Der Prinz schwieg. Durch die prototypischen Wechselreden war er in jene Welt zurückgetaucht, in der seinem abseitig gebildeten Wesen eine bestimmte Rolle zugewiesen war, und wie er seit langem in Betrachtung Dianas mit dieser Rolle kämpfte, wie er sich fragte, ob dieses Kind der Freiheit sich den Gesetzen seiner Klasse je würde einordnen wollen, nur so weit, wie die Hierarchie den Schein forderte, trieb es ihn an diesem Morgen, bei dieser einzigen Gelegenheit, sich vor ihr und ihrem Vater noch enger in den Kreis der Klasse zu schlingen, wie zu einer Versuchung, – und als nun der Name des Dichters in diese morgendlich besonnte Seeluft fiel, blickte er an dem Fragenden und auch an Diana vorbei über die beglänzte Fläche und sagte dann:

»Als Dichter schätze ich ihn sehr. Als Edelmann hat er sich doch wohl etwas verwirtschaftet.«

In diesem Augenblicke begriff Diana, die nun seinen vergebens glaubwürdig gestimmten Ernst, die ganze Soigniertheit dieser Unterhaltung wie in einem Epigramm erfaßte, was in Eduard vorging, warum er hier und heute den Lord vom Dichter trennte – und im nächsten durchschaute sie das ganze vielfältige Maschenwerk von Erwägungen und Zögerungen, in dem er seit langem mochte verfangen sein. Doch ließ sie sich den großen Abenteurer in keinem Falle schelten, ihre Kämpferart faßte sogleich Position, aber Erziehung hieß sie doch erst die Antwort dem Vater einzuräumen, der, mit ihr und Eduard im Dreieck stehend, die Pause ruhig durchgewartet hatte.

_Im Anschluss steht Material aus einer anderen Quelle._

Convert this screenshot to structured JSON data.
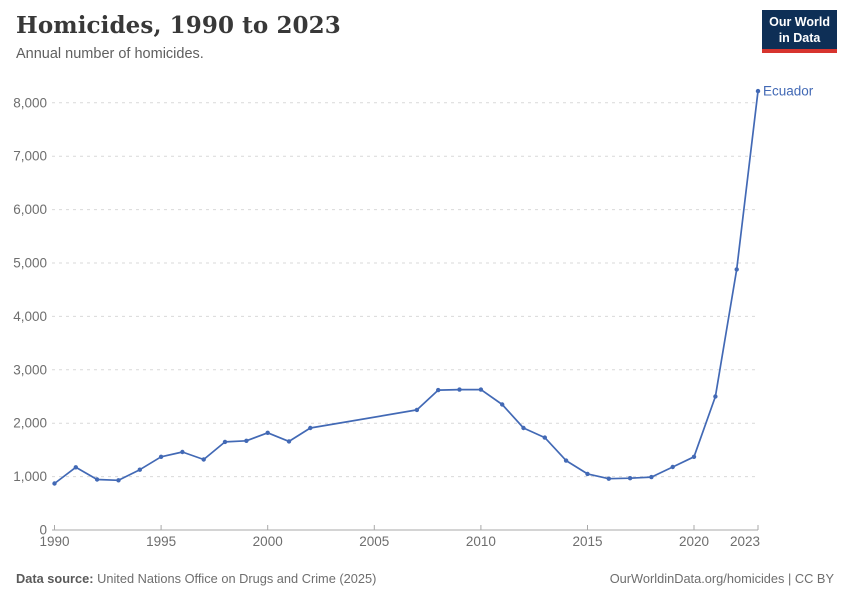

»Eure Durchlaucht«, fing er formell an, »nehmen den Edelmann vor dem Künstler in Schutz und sind von Geburt und Standes wegen durchaus gehalten dies zu tun. Wir anderen, die wir weder als Engländer noch auch als Edelleute von seinem Range gebunden sind, dürften ihm vielleicht mit freierem Urteil seine Verse zugute halten, deren Schönheit Sie ja selbst hervorhoben.«

»Zuweilen«, sagte nun Diana leise, die den Männern lange schweigend zugehört, »erhob er sich dort drüben im Ostflügel vom Tische seiner Klause, denn das Licht war untergegangen und seine armenische Bibel war verdunkelt. Dann reckte er sich nach vielstündigem Studium, trat ans Fenster, sah und horchte hinüber nach der Lagune der Stadt. Ich glaube, es war Juni, daß er hier studierte. Er rief seinen Diener, der wollte die Gondel herrichten, er stieg zum Ufer hinab und ließ sich wartend den Fuß benetzen. Plötzlich warf er Rock und Stiefel ins Boot, wie es oben losfuhr, rief seinen Leuten einen Befehl zu und sprang ins Meer und schwamm hinüber. Dann ist er an der Piazzetta triefend an Land gestiegen, hat sich bei einer Geliebten umgezogen und die Nacht durchtanzt und früh fuhr er wieder zu diesen heiligen Vätern und setzte seine Übersetzung fort. Ja, Prinz! Da bleibt man freilich unfruchtbar als Dichter – und skandalös als Edelmann!«

Mit steigender Hingabe hatte Eduard, seine konstruierten Absichten völlig vergessend, Dianas Worten zugehört, wie sie aus melodiös gebanntem Grunde allmählich lauter wurden und sich am Ende scharf gegen ihn wandten. Er lächelte und sagte: »Gnädigste haben den Dichter preisgegeben. So hindert nichts, daß ich das Nämliche mit dem Edelmann tue.«

»In England dürftest du nicht so reden, Diana,« sagte der Vater, um von dieser Kollision abzuleiten, aber er dachte: – Sie müssen wohl in kämpferischem Einvernehmen sein.

Und mit Artigkeit geleitete man einander zu den Gondeln.